Als ich ins Kirchenschiff zurückkehrte, saß Sam aufrecht da und atmete wieder normal. Ihr Gesicht wirkte zwar angespannt und war schweißbedeckt, aber sie lächelte mir schwach zu. Allerdings vermied sie es, den am Strick baumelnden Priester anzusehen.
»Tut mir leid, Brodie, ich bin einfach ...«
»Ich wäre selbst fast umgekippt. Sollen wir jetzt die Hüter des Gesetzes informieren?«
Im selben Moment drangen Stimmen aus dem Gang zum Hinterzimmer herein. Gleich darauf riss die kleine Frau, die draußen so hilfreich gewesen war, den Vorhang auf und stürmte in die Kirche, zwei Freundinnen im Schlepptau. Alle drei trugen schwarze Mäntel und umklammerten ebenfalls schwarze Handtaschen.
»Bleiben Sie, wo Sie sind!«, rief ich, aber sie hatten zu viel Schwung, kamen erst kurz vor uns zum Stehen und fragten: »Wat geht hia vor? Welchet Recht ham se überhaupt, in unsere Kirche einzubrechn?«
Und dann sah eine der Freundinnen, was los war. Sah ihn.
»Ach du lieba Gott, Mutta Maria und Jesus ...«
»Oh mein Gott, Lizzie!«
Dann kreischten sie los. Kurzerhand scheuchte ich sie zurück in den Gang, während sie mich abwechselnd schlimmer Dinge bezichtigten und ihren Schöpfer anriefen. Durch das Hinterzimmer dirigierte ich sie nach draußen.
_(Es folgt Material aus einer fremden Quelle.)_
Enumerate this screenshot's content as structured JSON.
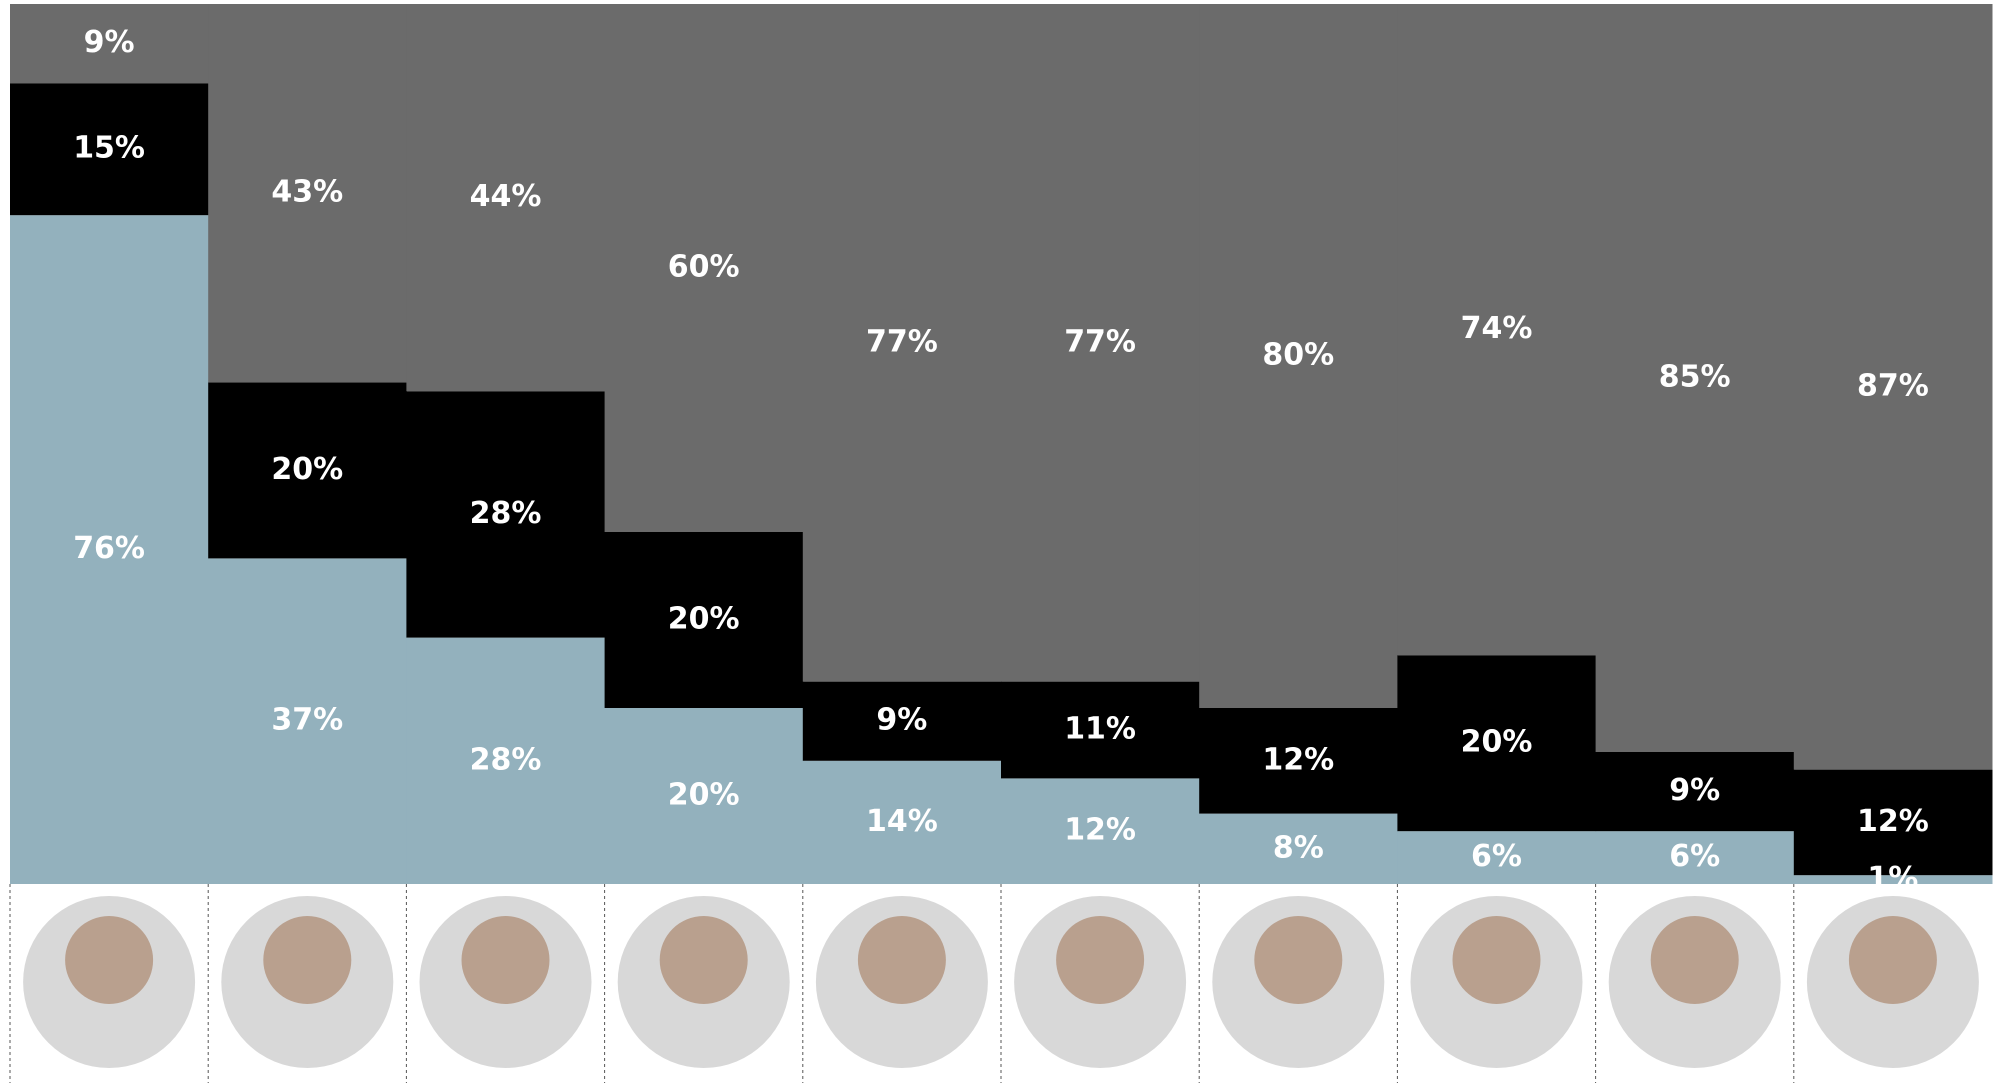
{
  "chart_data": {
    "type": "bar",
    "stacked": true,
    "series": [
      {
        "color": "#93b1bd",
        "values": [
          76,
          37,
          28,
          20,
          14,
          12,
          8,
          6,
          6,
          1
        ],
        "value_labels": [
          "76%",
          "37%",
          "28%",
          "20%",
          "14%",
          "12%",
          "8%",
          "6%",
          "6%",
          "1%"
        ]
      },
      {
        "color": "#000000",
        "values": [
          15,
          20,
          28,
          20,
          9,
          11,
          12,
          20,
          9,
          12
        ],
        "value_labels": [
          "15%",
          "20%",
          "28%",
          "20%",
          "9%",
          "11%",
          "12%",
          "20%",
          "9%",
          "12%"
        ]
      },
      {
        "color": "#6b6b6b",
        "values": [
          9,
          43,
          44,
          60,
          77,
          77,
          80,
          74,
          85,
          87
        ],
        "value_labels": [
          "9%",
          "43%",
          "44%",
          "60%",
          "77%",
          "77%",
          "80%",
          "74%",
          "85%",
          "87%"
        ]
      }
    ]
  }
}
Dort blieb ich stehen und versuchte, mir Gehör bei den schockierten alten Damen zu verschaffen. »Gehen Sie nicht wieder dort hinein. Und sorgen Sie bitte auch dafür, dass kein anderer die Kirche betritt. Kann eine von Ihnen vom nächsten Telefonhäuschen aus die Polizei verständigen?«
Das Trio schnatterte weiterhin wild und hysterisch durcheinander.
»Meine Damen, wir brauchen Ihre Hilfe! Bitte rufen Sie die Polizei an!«
Sie ließen mich so abrupt stehen, als läge es wirklich im Bereich des Möglichen, dass ich mich nach meiner Ankunft in die Kirche geschlichen, den Priester überwältigt und nackt ausgezogen hätte, um schließlich einen Strick um die Orgelpfeifen zu legen und ihn daran aufzuknüpfen.
Vor Aufregung stolpernd und dicht aneinandergedrängt verschwand das Trio um die nächste Ecke; die Damen gaben Laute von sich wie eine Robbenkolonie, die gerade von einem Schwarm riesiger Raubvögel angegriffen wurde.
Ich kehrte in die Kirche zurück. Sam, die mittlerweile in den Vorraum gegangen war, blickte auf, als ich hereinkam. Auf ihrem blassen Gesicht zeichneten sich rötliche Flecken ab.